At three and a half hours, and with a title that won’t fit on a ticket, Tony Kushner’s latest is a daunting prospect: a sprawling epic tackling everything from socialism and belief systems to cultural heritage and sexuality via one Italian-American family.

Former union activist and staunch Communist Gus is disillusioned by an unchanging world. He plans to sell their Brooklyn brownstone while the market’s favourable (the play’s set in 2007, offering economic gallows humour) and then take his own life. His adult children have their own dramas: daughter Empty’s lesbian partner is pregnant via her brother V, while other brother Pill is cheating on his husband with a rent boy.
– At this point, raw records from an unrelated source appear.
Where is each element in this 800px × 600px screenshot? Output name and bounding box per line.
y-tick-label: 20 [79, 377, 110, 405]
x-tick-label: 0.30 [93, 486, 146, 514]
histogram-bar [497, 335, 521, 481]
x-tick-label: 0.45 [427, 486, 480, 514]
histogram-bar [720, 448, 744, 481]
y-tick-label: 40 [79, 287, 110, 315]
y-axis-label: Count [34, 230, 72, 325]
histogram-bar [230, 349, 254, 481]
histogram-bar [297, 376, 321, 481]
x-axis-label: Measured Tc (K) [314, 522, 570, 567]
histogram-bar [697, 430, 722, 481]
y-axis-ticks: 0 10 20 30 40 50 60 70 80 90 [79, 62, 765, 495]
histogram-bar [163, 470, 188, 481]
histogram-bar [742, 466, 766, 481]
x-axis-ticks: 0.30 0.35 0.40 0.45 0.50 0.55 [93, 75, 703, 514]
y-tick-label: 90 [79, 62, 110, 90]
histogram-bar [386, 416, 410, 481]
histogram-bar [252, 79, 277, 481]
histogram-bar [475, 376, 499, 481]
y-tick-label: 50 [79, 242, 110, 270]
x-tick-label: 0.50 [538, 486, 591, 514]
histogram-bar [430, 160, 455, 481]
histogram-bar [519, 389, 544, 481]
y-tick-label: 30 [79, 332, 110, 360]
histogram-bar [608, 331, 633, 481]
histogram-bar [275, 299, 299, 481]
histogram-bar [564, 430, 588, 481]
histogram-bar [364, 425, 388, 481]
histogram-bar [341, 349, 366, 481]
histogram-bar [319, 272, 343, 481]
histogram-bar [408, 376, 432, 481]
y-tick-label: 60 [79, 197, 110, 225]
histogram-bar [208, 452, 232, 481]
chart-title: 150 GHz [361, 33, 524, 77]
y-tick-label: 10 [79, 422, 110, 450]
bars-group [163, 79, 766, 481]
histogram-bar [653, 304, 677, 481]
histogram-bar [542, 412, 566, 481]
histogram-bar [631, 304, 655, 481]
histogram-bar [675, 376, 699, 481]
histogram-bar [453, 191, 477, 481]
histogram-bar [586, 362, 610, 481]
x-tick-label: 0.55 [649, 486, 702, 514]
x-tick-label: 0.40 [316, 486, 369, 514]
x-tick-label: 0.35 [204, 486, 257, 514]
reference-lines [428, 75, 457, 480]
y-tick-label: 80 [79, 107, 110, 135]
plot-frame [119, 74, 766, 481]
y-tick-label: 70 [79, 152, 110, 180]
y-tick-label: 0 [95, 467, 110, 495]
There’s an entire series’ worth of soap opera plots bubbling around the edges of ferocious intellectual debate.

At best, that results in electrifying polyphonic arguments, with the family talking over one another at an almost incomprehensible rate; at worst, the drama stalls for another Kushner seminar on Marxist dialectic, Horace, Christian science or George Bernard Shaw – the latter referenced by the play, along with Miller and Chekhov.

Michael Boyd’s sure production occasionally bows under the weight of lengthily explored ideas.

The cast keeps us engaged, particularly David Calder as a belligerent but vulnerable Gus, and Tamsin Greig as sharp labour lawyer Empty – their close but fractious relationship the most effectively integrated with political theory. There’s good support from Richard Clothier’s self-loathing Pill, Luke Newberry’s millennial hustler and a scene-stealing Sara Kestelman as deadpan aunt Clio.

Tom Piper’s revolving set offers a deconstructed dollhouse – both grand and claustrophobic. If more dramatised conversation than consistently gripping theatre, it’s still teeming with ideas and excellently performed.